As resistance from the American colonists against the “long train of abuses” heaped upon them by the British crown increased, so did the British military’s efforts to quell it. The British had control of Boston, and its harbor, with its warships. General Washington, with the aid of heavy winter weather as cover, was able to move significant artillery toward Boston. On the night of March 2, 1775, he ordered 2000 of his troops and artillery to positions the Dorchester Heights above Boston. The weather was perfect for their endeavor, as a foggy haze hung thick and heavy over the city of Boston, but on the Heights above, the night was clear and moonlit.
Imagine the chagrin of His Majesty’s redcoats when they awoke next morning to see all the newly constructed rebel fortifications high above them. A British officer reported to a London newspaper: “They were all raised during the night, with an expediency equal to that of the genie belonging to Aladdin’s wonderful lamp. From these hills they command the whole town, so that we must drive them from their post, or desert the place.”

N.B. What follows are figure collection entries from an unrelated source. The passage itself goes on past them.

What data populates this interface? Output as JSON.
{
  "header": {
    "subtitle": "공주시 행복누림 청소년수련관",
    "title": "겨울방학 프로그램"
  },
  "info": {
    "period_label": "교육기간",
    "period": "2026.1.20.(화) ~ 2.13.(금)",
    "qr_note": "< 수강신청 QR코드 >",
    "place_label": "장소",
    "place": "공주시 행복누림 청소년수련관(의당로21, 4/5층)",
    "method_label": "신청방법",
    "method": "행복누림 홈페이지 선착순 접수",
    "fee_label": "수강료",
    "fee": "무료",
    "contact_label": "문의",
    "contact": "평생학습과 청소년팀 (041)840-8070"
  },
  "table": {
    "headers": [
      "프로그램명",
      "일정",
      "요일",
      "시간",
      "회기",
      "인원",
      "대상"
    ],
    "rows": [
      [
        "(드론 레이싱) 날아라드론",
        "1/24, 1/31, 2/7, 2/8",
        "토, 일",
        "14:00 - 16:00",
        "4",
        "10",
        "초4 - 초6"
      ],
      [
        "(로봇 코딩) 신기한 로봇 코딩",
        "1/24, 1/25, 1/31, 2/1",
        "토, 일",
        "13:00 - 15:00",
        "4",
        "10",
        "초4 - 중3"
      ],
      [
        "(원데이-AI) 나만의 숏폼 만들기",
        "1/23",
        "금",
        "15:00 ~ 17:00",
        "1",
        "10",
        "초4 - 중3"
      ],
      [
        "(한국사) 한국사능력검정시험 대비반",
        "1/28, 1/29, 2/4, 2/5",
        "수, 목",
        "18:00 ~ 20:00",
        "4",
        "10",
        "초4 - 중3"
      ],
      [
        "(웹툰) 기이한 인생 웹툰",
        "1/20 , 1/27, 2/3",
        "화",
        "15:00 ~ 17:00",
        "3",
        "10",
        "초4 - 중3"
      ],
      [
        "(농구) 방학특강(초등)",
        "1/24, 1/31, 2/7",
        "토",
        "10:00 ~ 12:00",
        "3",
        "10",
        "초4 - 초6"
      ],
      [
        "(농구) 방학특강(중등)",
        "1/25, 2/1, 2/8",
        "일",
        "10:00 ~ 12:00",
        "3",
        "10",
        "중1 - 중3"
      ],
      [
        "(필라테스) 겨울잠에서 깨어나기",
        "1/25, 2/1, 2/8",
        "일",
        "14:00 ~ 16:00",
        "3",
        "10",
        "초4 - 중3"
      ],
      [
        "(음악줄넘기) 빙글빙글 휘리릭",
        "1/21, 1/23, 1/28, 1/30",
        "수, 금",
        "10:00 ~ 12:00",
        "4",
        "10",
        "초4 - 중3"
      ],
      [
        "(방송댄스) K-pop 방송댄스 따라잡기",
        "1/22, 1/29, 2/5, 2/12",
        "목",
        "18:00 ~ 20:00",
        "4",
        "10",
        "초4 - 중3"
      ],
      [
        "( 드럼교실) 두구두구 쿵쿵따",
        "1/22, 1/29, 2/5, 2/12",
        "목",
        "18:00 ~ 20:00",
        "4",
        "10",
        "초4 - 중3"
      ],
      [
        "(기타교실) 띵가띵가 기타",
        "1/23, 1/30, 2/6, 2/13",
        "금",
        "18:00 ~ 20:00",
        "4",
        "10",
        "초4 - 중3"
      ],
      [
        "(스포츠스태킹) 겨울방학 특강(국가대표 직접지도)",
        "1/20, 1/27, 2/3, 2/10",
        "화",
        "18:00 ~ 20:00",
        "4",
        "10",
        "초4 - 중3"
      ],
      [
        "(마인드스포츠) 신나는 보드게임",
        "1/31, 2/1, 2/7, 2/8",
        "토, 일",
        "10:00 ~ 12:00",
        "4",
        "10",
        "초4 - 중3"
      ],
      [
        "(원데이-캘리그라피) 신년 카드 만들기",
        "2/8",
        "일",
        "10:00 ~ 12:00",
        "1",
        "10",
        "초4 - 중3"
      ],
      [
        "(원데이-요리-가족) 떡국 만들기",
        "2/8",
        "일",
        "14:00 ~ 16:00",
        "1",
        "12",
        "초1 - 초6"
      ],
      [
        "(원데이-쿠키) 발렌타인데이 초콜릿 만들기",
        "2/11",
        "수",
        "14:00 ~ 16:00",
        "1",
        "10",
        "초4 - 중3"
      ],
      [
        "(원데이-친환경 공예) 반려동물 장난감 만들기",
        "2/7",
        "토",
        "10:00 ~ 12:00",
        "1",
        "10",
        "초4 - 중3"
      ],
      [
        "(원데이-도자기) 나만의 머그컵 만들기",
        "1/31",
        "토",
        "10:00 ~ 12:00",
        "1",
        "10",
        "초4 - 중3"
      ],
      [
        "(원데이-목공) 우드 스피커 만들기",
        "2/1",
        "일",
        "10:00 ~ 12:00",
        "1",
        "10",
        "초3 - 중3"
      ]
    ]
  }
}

British General Howe quickly decided to prepare to mount a nighttime attack, with his nearly ten thousand troops, as well as reinforcements expected from ships stationed in the harbor. With the overwhelming superiority in troops, weapons, and the mild weather, Howe planned a pre-dawn surprise attack. But there came in the night a dramatic, even miraculous change in the weather. Without warning, a fierce storm arose, so violent, many of the town’s windows were shattered, and fences were knocked down throughout the region.
Two of the British troop transport ships were blown into the shoreline, unable to deliver the assault force to its assigned destination. The gale blew fiercely across the crowded harbor, and with it, chaos ensued as ships were blown from their moorings. On the high ground above the port, driving sleet made the still frozen earth near the crest of Dorchester Heights virtually impassable. Howe had no choice but to call off his planned attack, which allowed the Americans to continue strengthening their own positions. Under a flag of truce General Howe told Washington he would evacuate the city and leave it standing if the Americans would agree not to fire upon the them as they left Boston for the ships in harbor.
Abigail Adams wrote to her husband John regarding the surrender of Boston, “The more I think of it the more amazed I am that they should leave such a harbor, such fortifications, such entrenchments, and that we should be in peaceable possession of a town which we expected would cost us a river of blood.”
Washington attended church services that Sunday, where Pastor Abiel Leonard preached from Exodus 14:25 – And took off their chariot wheels, that they drave them heavily: so that the Egyptians said, Let us flee from the face of Israel; for the LORD fighteth for them against the Egyptians.
General Washington freely acknowledged the intervention of the hand of God sending that fierce storm, in giving them the victory.